Annuities are geared toward benefitting the annuitant, and the guarantee of lifetime income is a substantial benefit indeed. Beneficiaries are afterthoughts in the annuity structure; the death benefit was added when people began to complain about the surrender of value to insurance companies upon the death of the annuitant. Corporations are designed as perpetuities, intended to survive long after the deaths of their founders and shareholders. Consequently, they are inherently better situated to preserve value for heirs.


Estate planning is the process of maximizing estate value to heirs. One way to accomplish this is to avoid probate. Assets that pass automatically to heirs through operation of law are exempt from probate. These include life insurance and annuities. Securities can also qualify in states that accept the “transfer on death” (TOD) designation for securities registration, which designates a beneficiary whose name automatically replaces the decedent’s on the registration.

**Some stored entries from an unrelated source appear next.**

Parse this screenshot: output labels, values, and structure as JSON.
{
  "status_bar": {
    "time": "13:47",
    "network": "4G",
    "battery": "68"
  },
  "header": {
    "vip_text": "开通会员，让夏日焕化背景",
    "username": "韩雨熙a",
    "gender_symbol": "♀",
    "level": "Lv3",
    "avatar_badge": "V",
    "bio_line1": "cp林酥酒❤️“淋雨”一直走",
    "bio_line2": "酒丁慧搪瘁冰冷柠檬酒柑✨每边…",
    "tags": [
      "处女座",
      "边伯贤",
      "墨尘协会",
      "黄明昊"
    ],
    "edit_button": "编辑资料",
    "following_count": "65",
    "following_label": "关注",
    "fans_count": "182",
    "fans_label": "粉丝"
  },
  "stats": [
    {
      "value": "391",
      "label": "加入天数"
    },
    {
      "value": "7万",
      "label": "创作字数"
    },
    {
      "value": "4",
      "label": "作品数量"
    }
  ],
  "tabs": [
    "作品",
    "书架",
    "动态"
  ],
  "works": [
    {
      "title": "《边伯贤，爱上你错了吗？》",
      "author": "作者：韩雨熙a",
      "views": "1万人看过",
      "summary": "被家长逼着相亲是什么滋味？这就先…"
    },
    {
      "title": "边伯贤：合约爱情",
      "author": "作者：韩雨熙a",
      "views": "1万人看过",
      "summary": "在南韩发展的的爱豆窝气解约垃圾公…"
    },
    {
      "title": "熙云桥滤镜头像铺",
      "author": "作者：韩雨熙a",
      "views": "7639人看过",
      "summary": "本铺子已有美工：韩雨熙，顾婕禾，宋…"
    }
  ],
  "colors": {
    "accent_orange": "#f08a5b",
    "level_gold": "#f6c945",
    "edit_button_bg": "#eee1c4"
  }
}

Estate taxation was repealed for tax-year 2010, but was scheduled to resume under more onerous terms in 2011. Formerly structured as a combination lump-sum tax on bracketed amounts plus graduated tax on the remainder, the estate tax was effectively a flat tax on the value of the estate that exceeded the amount of a unified tax credit/exemption. Techniques for avoiding the estate tax involved increasing the exempted amount or using life-insurance proceeds to pay the tax.

Heirs may also face capital-gains tax, a somewhat-progressive tax on nominal gains up to a maximum of 15%. Recipients of securities benefit from a step-up in cost basis to the date-of-death valuation, which reduces the capital gain and amount of tax owed. In contrast, annuity principal is returned to the annuityholder gradually in each distribution payment. Consequently, there is no capital gain and investment income is taxed as ordinary income instead. Since ordinary income-tax rates are currently well above long-term capital-gain rates, a substantial tax advantage accrues to inheritors of securities compared to inheritors of insurance assets.